Disebutkan bahwasanya Mahesa Rangkah adalah tokoh yang dibenci oleh penduduk Singasari.
1282
M
Kertanegara memberangkatkan
ekspedisi Pabali (penundukan Bali). Dan pada tahun 1284, Bali dapat ditundukkan
serta membawa rajanya sebagai tawanan menghadap ke Singhasari. Selain Bali, Negarakrtagama
menyebutkan daerah-daerah bawahan Singhasari di luar Jawa pada masa Kertanegara,
antara lain Melayu, Pahang, Gurun, dan Bakulapura.

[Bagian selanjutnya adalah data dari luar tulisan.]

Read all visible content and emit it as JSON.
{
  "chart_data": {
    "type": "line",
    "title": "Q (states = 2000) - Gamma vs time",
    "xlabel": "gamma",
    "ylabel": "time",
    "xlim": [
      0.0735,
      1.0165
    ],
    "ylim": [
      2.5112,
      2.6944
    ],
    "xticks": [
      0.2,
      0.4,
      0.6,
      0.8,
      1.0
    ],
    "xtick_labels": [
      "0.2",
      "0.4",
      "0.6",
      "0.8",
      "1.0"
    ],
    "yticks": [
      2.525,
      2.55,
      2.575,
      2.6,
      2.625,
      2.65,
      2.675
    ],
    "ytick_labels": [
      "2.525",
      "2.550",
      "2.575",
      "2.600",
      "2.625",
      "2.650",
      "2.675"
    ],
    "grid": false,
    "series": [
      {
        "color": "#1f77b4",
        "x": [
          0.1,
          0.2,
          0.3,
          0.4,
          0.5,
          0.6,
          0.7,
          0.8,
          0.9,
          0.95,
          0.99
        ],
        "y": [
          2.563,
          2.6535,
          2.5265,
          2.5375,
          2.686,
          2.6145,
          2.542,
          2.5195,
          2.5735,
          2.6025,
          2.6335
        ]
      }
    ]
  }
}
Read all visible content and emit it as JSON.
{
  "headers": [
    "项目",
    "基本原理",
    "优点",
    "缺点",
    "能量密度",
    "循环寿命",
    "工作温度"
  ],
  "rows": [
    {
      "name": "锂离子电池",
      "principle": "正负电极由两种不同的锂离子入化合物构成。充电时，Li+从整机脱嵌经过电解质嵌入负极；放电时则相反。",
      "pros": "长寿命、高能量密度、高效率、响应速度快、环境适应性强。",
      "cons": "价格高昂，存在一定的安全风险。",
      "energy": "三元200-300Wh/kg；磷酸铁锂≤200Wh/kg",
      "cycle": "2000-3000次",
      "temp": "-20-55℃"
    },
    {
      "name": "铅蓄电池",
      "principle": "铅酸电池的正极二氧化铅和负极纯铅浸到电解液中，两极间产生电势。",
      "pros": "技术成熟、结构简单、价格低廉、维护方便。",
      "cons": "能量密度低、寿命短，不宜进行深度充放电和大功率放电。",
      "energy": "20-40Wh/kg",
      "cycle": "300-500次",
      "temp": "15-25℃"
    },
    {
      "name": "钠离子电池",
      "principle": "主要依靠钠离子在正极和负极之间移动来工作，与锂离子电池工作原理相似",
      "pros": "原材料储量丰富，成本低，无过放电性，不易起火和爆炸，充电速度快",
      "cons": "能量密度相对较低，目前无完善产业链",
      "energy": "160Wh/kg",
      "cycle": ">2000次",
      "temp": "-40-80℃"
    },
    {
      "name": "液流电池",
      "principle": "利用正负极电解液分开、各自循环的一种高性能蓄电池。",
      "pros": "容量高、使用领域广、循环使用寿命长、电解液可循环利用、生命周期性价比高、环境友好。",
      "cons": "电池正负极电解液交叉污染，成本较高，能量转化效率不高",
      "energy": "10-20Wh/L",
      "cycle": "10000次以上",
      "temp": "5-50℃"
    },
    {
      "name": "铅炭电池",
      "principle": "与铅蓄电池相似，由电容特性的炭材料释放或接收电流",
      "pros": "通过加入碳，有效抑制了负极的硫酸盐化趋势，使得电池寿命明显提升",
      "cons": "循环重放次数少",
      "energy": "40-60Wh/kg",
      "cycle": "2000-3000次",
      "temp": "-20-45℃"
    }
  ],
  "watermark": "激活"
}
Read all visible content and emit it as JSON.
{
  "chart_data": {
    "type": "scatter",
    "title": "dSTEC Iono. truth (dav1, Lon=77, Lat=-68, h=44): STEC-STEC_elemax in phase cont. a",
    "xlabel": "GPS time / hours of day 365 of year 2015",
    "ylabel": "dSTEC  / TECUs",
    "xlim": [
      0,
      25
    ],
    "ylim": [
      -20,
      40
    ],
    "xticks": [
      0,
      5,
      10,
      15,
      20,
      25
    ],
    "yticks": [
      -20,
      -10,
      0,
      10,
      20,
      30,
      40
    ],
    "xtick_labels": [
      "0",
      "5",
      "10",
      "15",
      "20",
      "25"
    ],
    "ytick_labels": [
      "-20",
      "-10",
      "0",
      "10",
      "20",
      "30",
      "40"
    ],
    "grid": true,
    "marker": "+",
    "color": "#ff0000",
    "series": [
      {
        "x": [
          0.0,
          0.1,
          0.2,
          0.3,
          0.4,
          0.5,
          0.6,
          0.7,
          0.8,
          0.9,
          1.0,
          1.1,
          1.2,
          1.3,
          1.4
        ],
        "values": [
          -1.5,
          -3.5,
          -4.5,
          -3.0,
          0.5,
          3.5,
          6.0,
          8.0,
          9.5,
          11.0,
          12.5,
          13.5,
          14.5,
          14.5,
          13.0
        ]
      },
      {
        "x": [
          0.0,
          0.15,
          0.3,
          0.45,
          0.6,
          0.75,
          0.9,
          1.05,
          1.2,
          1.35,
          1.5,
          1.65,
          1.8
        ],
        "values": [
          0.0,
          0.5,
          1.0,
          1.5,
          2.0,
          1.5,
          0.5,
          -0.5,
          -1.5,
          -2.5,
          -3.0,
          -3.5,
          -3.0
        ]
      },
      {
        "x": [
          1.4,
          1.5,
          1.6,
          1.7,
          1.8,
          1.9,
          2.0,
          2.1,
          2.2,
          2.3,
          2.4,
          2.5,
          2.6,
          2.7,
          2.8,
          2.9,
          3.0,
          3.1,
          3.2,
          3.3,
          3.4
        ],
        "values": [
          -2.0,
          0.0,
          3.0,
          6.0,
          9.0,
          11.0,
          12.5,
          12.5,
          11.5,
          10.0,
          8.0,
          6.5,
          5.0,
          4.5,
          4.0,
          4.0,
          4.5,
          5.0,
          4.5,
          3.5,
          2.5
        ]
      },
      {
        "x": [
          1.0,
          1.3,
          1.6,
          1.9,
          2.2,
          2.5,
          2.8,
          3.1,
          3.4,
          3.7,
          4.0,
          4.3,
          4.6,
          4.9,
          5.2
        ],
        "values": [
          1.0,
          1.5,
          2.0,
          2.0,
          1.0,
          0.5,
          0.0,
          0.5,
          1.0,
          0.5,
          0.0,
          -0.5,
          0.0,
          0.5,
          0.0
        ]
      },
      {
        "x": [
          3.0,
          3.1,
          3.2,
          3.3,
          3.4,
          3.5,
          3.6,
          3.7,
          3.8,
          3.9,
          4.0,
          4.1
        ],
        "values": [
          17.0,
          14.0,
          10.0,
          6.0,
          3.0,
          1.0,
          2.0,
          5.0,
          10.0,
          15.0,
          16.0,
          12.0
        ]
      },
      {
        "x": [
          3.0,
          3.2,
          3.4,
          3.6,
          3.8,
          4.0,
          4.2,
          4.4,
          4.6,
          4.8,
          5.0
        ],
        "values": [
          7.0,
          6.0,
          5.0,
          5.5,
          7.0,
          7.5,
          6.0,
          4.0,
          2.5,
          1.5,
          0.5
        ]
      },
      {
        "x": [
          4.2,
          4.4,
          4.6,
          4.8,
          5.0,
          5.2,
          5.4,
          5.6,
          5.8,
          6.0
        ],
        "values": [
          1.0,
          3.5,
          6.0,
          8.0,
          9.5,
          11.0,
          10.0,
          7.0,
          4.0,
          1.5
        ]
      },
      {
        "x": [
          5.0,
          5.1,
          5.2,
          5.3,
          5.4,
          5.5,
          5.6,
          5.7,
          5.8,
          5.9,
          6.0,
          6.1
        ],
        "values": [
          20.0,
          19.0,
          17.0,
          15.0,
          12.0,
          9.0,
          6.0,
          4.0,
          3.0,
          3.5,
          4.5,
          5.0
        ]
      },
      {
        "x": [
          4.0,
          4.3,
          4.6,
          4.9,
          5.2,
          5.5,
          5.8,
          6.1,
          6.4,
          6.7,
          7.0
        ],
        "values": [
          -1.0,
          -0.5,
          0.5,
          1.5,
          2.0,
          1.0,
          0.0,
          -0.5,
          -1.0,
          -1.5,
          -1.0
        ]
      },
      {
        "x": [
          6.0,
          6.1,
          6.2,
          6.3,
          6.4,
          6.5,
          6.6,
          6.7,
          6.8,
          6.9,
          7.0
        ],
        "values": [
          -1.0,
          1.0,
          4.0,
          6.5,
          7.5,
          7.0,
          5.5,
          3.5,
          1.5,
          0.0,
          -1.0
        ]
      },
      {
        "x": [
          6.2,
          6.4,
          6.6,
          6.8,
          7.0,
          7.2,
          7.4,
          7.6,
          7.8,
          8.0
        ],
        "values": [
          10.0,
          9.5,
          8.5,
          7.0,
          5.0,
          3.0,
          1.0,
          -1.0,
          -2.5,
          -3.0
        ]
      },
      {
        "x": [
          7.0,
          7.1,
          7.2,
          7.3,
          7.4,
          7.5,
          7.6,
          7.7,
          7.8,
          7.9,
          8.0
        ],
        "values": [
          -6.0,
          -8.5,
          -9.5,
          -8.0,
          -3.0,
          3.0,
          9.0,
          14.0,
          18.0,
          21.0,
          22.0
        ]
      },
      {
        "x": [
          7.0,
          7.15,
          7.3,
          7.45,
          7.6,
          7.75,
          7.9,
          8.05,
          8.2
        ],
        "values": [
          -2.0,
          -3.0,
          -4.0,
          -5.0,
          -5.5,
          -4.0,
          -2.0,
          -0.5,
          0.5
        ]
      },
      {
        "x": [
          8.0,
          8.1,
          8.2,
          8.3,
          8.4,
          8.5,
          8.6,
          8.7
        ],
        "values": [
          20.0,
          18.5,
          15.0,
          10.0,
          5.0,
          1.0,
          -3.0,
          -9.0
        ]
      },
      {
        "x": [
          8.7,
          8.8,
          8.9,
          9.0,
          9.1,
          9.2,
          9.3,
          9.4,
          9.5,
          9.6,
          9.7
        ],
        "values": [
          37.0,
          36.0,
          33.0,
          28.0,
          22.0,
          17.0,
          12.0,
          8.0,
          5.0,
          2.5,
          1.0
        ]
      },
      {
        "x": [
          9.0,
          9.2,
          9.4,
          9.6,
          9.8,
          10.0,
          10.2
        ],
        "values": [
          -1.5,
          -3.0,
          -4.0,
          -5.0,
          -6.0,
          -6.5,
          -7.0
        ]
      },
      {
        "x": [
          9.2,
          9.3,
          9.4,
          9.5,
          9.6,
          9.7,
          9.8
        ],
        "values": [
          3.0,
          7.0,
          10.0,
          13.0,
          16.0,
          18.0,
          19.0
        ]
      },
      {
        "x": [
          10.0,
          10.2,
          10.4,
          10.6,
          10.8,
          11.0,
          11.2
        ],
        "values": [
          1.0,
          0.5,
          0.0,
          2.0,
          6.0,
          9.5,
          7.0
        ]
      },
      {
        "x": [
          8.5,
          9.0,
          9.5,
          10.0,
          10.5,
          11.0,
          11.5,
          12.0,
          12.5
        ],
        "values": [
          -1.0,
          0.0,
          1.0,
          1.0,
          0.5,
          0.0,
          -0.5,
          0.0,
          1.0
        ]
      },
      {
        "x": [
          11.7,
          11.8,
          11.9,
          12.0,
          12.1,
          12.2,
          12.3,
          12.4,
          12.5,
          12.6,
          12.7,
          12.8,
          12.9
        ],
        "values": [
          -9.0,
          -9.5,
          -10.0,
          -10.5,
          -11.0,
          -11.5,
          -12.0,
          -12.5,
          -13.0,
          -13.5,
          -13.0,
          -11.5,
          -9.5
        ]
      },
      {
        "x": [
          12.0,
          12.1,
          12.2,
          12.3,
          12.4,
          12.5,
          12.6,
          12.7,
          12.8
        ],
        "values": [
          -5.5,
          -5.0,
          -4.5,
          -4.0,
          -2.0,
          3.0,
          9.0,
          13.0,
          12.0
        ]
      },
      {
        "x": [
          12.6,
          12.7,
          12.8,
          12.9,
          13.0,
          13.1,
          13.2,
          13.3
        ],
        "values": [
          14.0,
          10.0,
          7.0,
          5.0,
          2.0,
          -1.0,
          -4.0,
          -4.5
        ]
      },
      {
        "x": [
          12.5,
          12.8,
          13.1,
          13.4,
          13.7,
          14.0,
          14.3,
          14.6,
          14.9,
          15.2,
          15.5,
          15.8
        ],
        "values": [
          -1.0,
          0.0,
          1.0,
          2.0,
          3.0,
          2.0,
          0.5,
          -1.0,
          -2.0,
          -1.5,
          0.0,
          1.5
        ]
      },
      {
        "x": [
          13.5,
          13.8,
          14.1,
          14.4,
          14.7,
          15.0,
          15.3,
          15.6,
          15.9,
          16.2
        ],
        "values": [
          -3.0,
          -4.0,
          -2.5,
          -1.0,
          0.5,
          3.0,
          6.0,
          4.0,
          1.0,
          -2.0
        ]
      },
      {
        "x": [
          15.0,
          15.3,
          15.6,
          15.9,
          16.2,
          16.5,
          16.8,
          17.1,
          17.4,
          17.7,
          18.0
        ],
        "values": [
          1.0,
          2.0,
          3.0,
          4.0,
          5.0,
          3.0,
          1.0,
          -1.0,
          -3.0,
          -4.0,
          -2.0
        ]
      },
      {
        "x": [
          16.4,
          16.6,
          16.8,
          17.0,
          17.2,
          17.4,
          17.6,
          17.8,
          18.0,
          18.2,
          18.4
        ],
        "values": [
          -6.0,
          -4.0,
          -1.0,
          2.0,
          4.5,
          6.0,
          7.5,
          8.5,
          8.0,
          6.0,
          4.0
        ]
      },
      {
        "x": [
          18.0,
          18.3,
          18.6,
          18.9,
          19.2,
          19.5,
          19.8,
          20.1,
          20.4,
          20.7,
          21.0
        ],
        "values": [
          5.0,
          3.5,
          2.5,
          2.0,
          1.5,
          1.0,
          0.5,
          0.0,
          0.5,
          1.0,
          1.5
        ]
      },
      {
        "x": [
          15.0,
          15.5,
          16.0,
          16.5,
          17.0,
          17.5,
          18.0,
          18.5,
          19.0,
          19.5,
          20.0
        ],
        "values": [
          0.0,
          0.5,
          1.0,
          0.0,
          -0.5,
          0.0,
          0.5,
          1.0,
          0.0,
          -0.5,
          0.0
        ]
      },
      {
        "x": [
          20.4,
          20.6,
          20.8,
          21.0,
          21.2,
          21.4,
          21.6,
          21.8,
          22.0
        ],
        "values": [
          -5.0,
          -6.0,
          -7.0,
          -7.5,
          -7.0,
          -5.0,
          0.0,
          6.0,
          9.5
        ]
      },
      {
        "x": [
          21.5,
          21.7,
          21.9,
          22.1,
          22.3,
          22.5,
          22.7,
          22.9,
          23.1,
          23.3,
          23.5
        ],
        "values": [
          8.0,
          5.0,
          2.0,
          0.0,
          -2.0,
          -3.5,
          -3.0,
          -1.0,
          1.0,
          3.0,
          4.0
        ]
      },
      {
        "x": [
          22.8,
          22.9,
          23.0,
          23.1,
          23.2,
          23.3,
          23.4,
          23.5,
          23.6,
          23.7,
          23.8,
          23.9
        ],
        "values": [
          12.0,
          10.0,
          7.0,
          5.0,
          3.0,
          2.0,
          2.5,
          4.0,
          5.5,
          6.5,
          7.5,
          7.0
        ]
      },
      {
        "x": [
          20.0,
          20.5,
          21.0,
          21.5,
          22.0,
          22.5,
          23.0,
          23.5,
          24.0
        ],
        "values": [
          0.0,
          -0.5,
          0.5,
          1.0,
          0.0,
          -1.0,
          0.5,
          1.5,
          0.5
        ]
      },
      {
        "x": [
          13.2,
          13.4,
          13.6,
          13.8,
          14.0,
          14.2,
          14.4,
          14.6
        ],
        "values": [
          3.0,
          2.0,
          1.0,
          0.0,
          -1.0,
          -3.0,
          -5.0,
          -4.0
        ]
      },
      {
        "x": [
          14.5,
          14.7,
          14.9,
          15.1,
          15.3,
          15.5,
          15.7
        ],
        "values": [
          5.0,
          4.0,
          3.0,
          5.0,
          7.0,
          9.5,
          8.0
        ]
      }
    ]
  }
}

Sumber informasi dari Dinasti
Yuan menyebutkan, bahwa pada tahun 1282, dua utusan dari Su-mu-ta (Samudra) tiba di istana Cina. Berita ini oleh De Jong dipakai
sebagai dasar menetapkan bahwa Kerajaan Pasai merupakan suatu kerajaan Islam di
pantai utara pulau Sumatera yang telah muncul kira-kira sebelum pengiriman utusan
tersebut.
Sedangkan sumber informasi
yang berasal dari abad ke-15, yakni Hikayat Raja-raja Pasai yang menyebutkan, bahwa
“Alkisah peri mengatakan
cerita yang pertama masuk agama Islam ini Pasai. Maka ada diceritakan oleh orang
yang empunya cerita ini negeri yang di bawah angin ini Pasailah yang pertama membawa
iman akan Alloh dan akan Rosul Alloh.”
Mengenai masuknya ajaran
Islam ke Pasai, Buya Hamka meyakini kebenaran bahwa ajaran Islam yang masuk ke Kerajaan
Pasai diperoleh langsung dari jazirah Arab, yang sezaman dengan era penguasaan (Khodimul Haromain) dinasti Mamalik atas Haromain
(Makkah-Madinah). Sedangkan gelar “Malikus Saleh” dan “Malikuzh Zhahir” merupakan
gelar Kesultanan Mamalik yang kemudian juga dipakai oleh Pasai.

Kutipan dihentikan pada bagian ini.